Tuesday, October 09, 2007

New Record Highs Again

Is the stock market now on borrowed time now? With a vertical rise over the period following the Fed's rate cut, there needs to be a point where the market at least takes a breather. Today's market action looks like that may be a possibility. The Dow and the SP 500 both moved to record highs and the NASDAQ indexes moved to relative highs. The price move in the Dow was a little stronger than the rest and provides some confidence, ok not much, but some confidence of an over extended move right here.

As we look at the trading day especially in the Dow, you can see a feeding frenzy occurring with about 3 hours to go. You could line this up pretty closely with the release of the Fed minutes from their last meeting. We were pretty much shocked by the revelation of these minutes.

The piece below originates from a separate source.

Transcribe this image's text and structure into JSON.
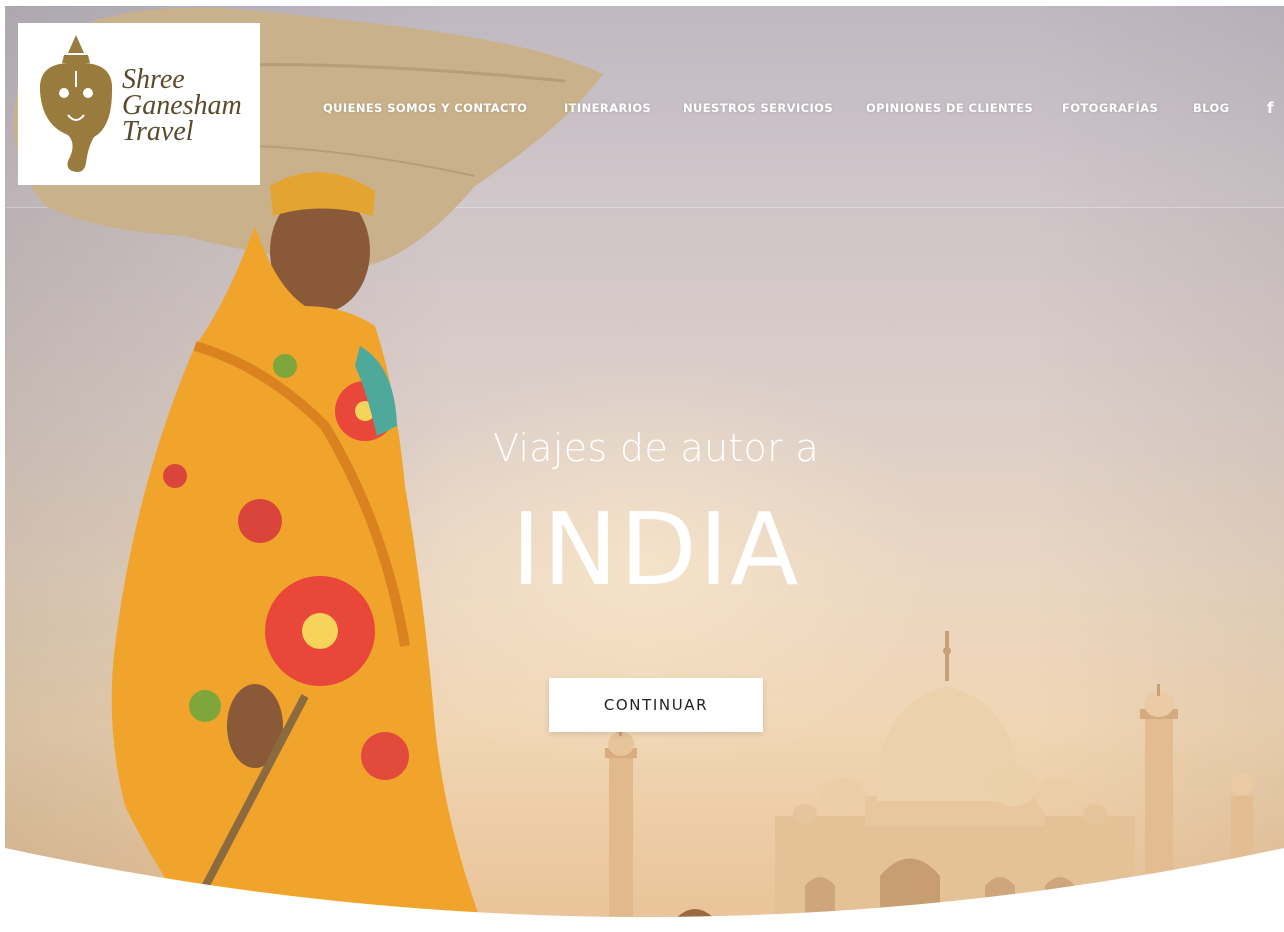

We have been giving the Fed some credit for maybe seeing the problems in the economy and making some adjustments to policy to ease the credit conditions.

After reading the minutes, we wonder what is going on over there. We jump into the notes (the bold is our emphasis):

"...to date, initial claims for unemployment insurance did not indicate a substantial and widespread weakening in labor demand, and labor markets across the country generally remained fairly tight, with several participants citing continued reports of shortages of labor from their contacts in some sectors.

Participants thought that the most likely prospect was for consumer expenditures to continue to expand at a moderate pace on average over coming quarters, supported by growth in employment and income. However, some participants saw indications of a possible weakening of consumer spending. Sales of automobiles and building materials had flagged of late, and survey measures suggested that consumer confidence had been adversely affected by the recent financial market developments. Also, a further tightening of terms for home equity lines of credit and second mortgages seemed possible, which could weigh on consumer spending, especially for consumer durables.

Participants reported that recent financial market developments generally appeared to have had limited effects to date on business capital spending plans and expected that business investment was likely to remain healthy in coming quarters. The access of investment-grade corporate borrowers to credit so far remained unimpeded, and rates on investment-grade bonds had declined in recent weeks."

So, the conclusions were reached and the published statement was based on this...

"The Committee agreed that the statement to be released after the meeting should indicate that the outlook for economic growth had shifted appreciably since the Committee's last regular meeting but that the 50 basis point easing in policy should help to promote moderate growth over time. They also agreed that the inflation situation seemed to have improved slightly and judged that it was no longer appropriate to indicate that a sustained moderation in inflation pressures had yet to be shown. Nonetheless, all agreed that some inflation risks remained and that the statement should indicate that the Committee would continue to monitor inflation developments carefully. Given the heightened uncertainty about the economic outlook, the Committee decided to refrain from providing an explicit assessment of the balance of risks, as such a characterization could give the mistaken impression that the Committee was more certain about the economic outlook than was in fact the case. Future actions would depend on how economic prospects were affected by evolving market developments and by other factors."

Now, we apologize for letting the Fed write our blog this evening but please help us understand what they are thinking. The stock market must think they are puppets not central bankers.

We saw an opinion from John Crudele that emphasizes the point.

Our point is and always has been that the residential real estate market is in trouble and will not allow people to continue spending more than they earn. This will put the economy into a recession. For now, the stock market thinks the Fed (see above arguments to the contrary) is smart enough to avert any problems. Oh my.